If I now alter this setup slightly and instead measure the Z expectation value of the qubit and define the following:

def compute_cost(params, x, y): 

    eps = 1e-15

    cost = 0 

    for i in range(len(x)):

        exp_val = qnn(x[i], params)

        if exp_val >= 0.0: 
            prediction = 1 
        elif exp_val < 0.0: 
            prediction = 0 

        p = np.clip(prediction, eps, 1 - eps)
    
        loss = (-1)*((y[i]*np.log(p)) + ((1-y[i])*np.log(1-p)))
        cost = cost + loss 

    cost = cost/len(x)

    return cost

yielding the following error UserWarning: Output seems independent of input.

I am particularly fixated on this particular function as it seems to give me strong gradients for training on a different example in pyQuil but can’t seem to spot what the fault may be. Any help is much appreciated.

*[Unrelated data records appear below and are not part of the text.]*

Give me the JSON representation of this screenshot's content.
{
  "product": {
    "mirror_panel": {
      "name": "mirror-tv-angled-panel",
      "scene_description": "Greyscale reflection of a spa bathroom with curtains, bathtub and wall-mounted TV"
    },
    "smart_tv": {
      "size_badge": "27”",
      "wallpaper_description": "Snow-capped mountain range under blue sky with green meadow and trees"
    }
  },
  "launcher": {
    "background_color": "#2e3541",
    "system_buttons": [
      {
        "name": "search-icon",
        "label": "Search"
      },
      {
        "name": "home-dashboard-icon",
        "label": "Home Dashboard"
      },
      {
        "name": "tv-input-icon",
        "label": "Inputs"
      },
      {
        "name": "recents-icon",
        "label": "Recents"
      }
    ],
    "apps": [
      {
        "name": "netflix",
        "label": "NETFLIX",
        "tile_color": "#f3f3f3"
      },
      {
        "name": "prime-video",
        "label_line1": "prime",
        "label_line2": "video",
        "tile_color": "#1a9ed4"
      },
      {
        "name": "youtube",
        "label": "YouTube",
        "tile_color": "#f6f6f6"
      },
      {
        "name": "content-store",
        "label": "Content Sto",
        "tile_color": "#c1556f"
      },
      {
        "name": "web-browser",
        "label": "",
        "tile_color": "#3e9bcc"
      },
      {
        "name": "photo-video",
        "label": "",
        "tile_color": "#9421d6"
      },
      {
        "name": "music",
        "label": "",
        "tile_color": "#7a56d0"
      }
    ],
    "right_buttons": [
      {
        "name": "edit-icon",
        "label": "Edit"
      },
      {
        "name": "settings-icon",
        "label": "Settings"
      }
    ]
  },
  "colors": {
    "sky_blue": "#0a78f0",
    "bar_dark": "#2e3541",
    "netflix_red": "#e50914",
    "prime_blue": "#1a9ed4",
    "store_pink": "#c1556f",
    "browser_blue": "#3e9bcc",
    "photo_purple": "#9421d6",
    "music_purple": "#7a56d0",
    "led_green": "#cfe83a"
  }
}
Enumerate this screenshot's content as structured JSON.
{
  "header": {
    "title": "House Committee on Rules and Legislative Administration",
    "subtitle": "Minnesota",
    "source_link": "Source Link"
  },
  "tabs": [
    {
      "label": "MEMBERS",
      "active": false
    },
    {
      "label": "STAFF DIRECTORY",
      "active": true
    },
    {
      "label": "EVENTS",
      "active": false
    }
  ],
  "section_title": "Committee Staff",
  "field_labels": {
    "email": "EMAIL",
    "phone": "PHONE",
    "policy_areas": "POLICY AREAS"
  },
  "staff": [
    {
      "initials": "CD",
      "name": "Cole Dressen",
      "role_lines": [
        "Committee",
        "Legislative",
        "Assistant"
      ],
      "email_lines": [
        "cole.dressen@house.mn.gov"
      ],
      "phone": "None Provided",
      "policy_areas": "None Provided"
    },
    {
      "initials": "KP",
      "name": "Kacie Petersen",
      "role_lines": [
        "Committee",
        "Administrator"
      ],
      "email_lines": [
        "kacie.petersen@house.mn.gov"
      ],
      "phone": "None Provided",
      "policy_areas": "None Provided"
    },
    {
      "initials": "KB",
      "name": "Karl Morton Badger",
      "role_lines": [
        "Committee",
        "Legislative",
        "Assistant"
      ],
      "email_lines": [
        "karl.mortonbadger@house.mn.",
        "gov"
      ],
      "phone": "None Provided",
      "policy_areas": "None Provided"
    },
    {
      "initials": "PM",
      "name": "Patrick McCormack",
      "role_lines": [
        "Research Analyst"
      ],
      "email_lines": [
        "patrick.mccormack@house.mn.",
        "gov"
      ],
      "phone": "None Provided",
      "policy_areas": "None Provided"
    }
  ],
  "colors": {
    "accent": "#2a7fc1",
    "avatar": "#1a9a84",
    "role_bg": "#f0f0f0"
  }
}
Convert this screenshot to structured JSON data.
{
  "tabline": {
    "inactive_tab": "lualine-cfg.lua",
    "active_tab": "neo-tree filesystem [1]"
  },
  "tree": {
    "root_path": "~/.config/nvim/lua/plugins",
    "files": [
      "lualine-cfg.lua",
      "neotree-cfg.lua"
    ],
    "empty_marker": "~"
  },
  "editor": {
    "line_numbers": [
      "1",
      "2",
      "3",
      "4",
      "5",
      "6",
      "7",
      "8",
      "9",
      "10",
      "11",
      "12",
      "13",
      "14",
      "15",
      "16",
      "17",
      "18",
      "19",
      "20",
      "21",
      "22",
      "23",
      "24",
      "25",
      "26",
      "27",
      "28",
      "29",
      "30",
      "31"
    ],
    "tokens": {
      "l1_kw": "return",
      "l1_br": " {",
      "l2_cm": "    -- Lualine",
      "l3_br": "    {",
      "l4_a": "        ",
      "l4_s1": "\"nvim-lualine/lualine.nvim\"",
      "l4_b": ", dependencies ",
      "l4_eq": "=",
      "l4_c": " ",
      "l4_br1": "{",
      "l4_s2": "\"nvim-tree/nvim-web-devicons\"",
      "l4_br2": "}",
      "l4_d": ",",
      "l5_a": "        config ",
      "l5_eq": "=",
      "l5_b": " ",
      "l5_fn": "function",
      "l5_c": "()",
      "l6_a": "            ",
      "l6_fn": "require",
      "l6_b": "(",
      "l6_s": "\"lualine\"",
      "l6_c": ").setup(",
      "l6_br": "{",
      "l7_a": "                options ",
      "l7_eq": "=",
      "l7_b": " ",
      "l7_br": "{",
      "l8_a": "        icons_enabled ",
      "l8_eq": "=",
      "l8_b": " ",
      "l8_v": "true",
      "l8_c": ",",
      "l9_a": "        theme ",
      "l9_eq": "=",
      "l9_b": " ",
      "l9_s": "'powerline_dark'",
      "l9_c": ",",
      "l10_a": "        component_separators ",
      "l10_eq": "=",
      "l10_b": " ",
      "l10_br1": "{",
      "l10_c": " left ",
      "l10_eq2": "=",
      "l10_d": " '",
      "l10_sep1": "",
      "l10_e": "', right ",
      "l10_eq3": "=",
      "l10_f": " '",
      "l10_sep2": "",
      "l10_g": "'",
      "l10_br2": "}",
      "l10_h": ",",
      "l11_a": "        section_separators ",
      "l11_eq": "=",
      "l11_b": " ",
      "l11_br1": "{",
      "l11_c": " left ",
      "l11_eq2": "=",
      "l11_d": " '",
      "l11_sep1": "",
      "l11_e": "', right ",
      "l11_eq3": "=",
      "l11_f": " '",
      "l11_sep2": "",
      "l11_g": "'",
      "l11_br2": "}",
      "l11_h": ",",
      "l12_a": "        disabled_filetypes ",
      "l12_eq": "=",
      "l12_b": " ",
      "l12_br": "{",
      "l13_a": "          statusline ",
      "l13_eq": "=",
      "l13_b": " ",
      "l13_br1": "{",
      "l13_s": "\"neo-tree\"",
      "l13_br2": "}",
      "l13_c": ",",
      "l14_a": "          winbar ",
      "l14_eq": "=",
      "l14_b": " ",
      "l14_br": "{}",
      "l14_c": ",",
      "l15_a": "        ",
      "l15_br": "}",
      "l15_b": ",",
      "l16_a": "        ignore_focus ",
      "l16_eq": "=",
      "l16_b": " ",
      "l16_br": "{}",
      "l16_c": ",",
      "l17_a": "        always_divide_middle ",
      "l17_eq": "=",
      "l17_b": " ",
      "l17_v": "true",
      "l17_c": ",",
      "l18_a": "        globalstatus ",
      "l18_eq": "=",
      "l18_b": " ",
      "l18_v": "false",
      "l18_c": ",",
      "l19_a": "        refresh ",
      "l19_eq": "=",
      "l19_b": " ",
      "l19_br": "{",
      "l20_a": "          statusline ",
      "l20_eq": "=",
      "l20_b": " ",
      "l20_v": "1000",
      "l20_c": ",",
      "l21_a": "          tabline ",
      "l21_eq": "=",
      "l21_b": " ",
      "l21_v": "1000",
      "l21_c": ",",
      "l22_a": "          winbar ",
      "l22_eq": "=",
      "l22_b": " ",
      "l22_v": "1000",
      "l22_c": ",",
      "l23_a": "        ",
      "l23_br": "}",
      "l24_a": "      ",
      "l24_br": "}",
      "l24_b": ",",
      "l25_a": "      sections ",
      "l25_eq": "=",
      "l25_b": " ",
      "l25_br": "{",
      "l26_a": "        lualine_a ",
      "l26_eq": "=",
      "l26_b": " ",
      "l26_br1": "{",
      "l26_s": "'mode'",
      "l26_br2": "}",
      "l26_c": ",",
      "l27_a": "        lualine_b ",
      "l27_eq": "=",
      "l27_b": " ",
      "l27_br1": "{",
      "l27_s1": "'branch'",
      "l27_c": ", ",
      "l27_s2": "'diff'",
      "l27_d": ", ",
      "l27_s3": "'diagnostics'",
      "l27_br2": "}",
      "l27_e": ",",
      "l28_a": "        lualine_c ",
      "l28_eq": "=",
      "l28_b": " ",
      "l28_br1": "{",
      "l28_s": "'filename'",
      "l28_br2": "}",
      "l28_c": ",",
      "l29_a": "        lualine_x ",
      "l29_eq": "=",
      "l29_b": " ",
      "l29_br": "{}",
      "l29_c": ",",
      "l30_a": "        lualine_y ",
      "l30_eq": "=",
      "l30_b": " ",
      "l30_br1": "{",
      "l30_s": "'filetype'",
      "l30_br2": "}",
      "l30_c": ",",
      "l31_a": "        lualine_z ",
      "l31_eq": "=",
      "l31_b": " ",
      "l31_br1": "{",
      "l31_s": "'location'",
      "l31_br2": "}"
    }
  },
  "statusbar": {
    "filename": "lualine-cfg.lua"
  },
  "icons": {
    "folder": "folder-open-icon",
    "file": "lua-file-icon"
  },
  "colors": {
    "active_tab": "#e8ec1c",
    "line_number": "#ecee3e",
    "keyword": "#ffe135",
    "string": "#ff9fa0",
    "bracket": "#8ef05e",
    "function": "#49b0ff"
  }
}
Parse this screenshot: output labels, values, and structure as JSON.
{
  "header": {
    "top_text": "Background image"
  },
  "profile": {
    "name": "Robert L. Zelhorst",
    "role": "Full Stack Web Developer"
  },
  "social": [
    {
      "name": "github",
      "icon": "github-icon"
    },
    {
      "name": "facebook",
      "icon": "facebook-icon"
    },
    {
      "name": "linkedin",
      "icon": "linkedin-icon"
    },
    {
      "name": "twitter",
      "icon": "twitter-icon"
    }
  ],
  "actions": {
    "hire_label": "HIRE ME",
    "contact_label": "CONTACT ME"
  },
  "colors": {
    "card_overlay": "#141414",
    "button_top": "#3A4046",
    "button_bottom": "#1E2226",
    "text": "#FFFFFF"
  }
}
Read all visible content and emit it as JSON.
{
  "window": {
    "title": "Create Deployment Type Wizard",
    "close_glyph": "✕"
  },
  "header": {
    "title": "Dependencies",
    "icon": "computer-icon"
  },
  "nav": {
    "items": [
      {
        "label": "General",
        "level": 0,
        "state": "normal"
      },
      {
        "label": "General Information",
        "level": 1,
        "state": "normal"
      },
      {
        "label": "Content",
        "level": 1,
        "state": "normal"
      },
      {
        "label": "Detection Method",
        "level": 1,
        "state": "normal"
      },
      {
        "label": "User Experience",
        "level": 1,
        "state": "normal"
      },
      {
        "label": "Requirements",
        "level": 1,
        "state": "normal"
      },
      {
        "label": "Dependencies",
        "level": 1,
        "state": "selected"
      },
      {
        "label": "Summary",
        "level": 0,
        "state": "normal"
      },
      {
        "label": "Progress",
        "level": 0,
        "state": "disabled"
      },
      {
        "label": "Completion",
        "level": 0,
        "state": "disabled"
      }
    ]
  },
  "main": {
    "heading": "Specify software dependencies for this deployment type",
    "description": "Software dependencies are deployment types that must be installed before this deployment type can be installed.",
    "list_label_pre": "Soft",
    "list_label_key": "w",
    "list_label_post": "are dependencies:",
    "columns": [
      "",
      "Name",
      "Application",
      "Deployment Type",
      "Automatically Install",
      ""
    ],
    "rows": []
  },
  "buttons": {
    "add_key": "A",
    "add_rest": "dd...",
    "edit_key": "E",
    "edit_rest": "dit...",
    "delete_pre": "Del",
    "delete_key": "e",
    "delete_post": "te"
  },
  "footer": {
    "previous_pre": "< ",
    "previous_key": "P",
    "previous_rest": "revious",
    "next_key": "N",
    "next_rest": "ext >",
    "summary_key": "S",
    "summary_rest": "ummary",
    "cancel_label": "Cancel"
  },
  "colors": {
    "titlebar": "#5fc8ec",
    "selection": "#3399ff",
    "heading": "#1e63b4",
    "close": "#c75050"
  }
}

Hi @Zohim_Chandani1, I haven’t tested it myself locally, but my gut feeling would be that the if statement,

if exp_val >= 0.0: 
    prediction = 1 
elif exp_val < 0.0: 
    prediction = 0 

is what causes the non-differentiability issue. This is because prediction is not dependent on the output of the QNode exp_val.

Compare this to the first example, where p is either p0 or p1, and is directly connected to the output of the QNode.

In the second example, you could try replacing the if statement with the np.heaviside function,

prediction = np.heaviside(exp_val, 1.)

however I can’t confirm if heaviside itself is also differentiable!

Hello @josh and @Zohim_Chandani1,

I had a similar issue of cost function not being explicitly dependent on the parameters. I used for loop as shown by @Zohim_Chandani1 to fix the issue using default.qubit device. When I use lightning.qubit for the exact same code, I am getting the Userwarning of output not dependent on input. I know that this topic was discussed a long time ago. I truly appreciate if someone has any suggestion on how to fix the issue while using lightning.qubit. Thank you!

Hi @Pratibha_Hegde,

Is this related to your question here?

Do you have a minimal reproducible code example that you could share so that we can try to replicate the issue? A lot has changed since the previous posts on this thread :slightly_smiling_face:

Hi @CatalinaAlbornoz , thank you for your reply! No it is not related to that question. It is more related to this question for which you have helped me resolve the issue. Thank you once again for that.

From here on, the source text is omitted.